Jasenka Gudelj is an associate professor of art history and architecture at Ca’ Foscari University in Venice. She earned her Ph.D. in 2008 at the Scuola Studi Avanzati (Venice, Italy), and completed her post-doctoral training at the University of Pittsburgh and the Max Planck Institute for the History of Art at the Bibliotheca Hertziana in Rome. From 2000 to 2020, she was employed at the Faculty of Humanities and Social Sciences of the University of Zagreb. She led research projects on the artistic heritage and identity of Schiavoni immigrant communities in early modern Italy, and she is currently the principal investigator of two projects: “Architectural culture of the Eastern Adriatic in the early modern period” of the European Research Council (ERC) and “Architectural culture of contact regions: Marche and Friuli” of the Ministry of Universities of the Italian Republic. Her research interests include the art of the Renaissance and Baroque, the history of the city, and the theory of architecture and urbanism.

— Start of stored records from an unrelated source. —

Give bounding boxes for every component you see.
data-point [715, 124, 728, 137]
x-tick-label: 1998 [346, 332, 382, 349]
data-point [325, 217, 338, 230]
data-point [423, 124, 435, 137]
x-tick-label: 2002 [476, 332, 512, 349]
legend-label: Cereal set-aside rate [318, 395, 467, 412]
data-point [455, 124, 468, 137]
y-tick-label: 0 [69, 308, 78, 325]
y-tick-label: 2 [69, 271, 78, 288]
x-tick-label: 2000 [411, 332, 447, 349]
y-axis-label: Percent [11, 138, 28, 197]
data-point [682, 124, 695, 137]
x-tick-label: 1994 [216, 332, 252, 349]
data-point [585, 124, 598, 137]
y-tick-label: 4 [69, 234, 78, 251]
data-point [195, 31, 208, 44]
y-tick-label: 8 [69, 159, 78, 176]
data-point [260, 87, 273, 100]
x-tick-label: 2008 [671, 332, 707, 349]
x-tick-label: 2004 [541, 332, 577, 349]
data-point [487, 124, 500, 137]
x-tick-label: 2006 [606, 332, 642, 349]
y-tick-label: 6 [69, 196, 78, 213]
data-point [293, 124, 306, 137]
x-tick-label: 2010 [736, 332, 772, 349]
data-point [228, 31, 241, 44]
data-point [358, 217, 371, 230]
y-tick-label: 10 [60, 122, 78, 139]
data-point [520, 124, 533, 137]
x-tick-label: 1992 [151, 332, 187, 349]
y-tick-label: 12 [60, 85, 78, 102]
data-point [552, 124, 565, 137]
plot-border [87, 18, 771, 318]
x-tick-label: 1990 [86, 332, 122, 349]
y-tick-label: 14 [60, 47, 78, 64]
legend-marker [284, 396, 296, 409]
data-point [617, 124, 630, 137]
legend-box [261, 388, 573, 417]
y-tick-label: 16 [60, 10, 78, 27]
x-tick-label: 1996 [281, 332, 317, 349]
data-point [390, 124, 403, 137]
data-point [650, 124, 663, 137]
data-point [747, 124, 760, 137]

Prof. Nenad Ban, M.D., Ph.D.

ETH Zürich, Switzerland

Professor Nenad Ban, a Croatian molecular biologist, was born in Zagreb in 1966. In 1990, he graduated in molecular biology at the Faculty of Science of the University of Zagreb in the group of academics Željko Kućan and Ivana Weygand-Đurašević. He earned his Ph.D. from the University of California, Riverside in 1994, and from 1995, he worked as a postdoctoral researcher at the Department of Molecular Biophysics and Biochemistry at Yale University in the laboratory of Professor Thomas Steitz. Since 2000, he has been leading a research group at the Institute of Molecular Biology and Biophysics of the Federal Technical University (Eidgenössische Technische Hochschule, ETH) in Zürich, where he has been a full professor of structural molecular biology since 2007. His field of research is the process of genetic message translation, i.e. protein biosynthesis. He has been a member of the German National Academy of Sciences Leopoldina since 2008 and the American Academy of Sciences since 2021.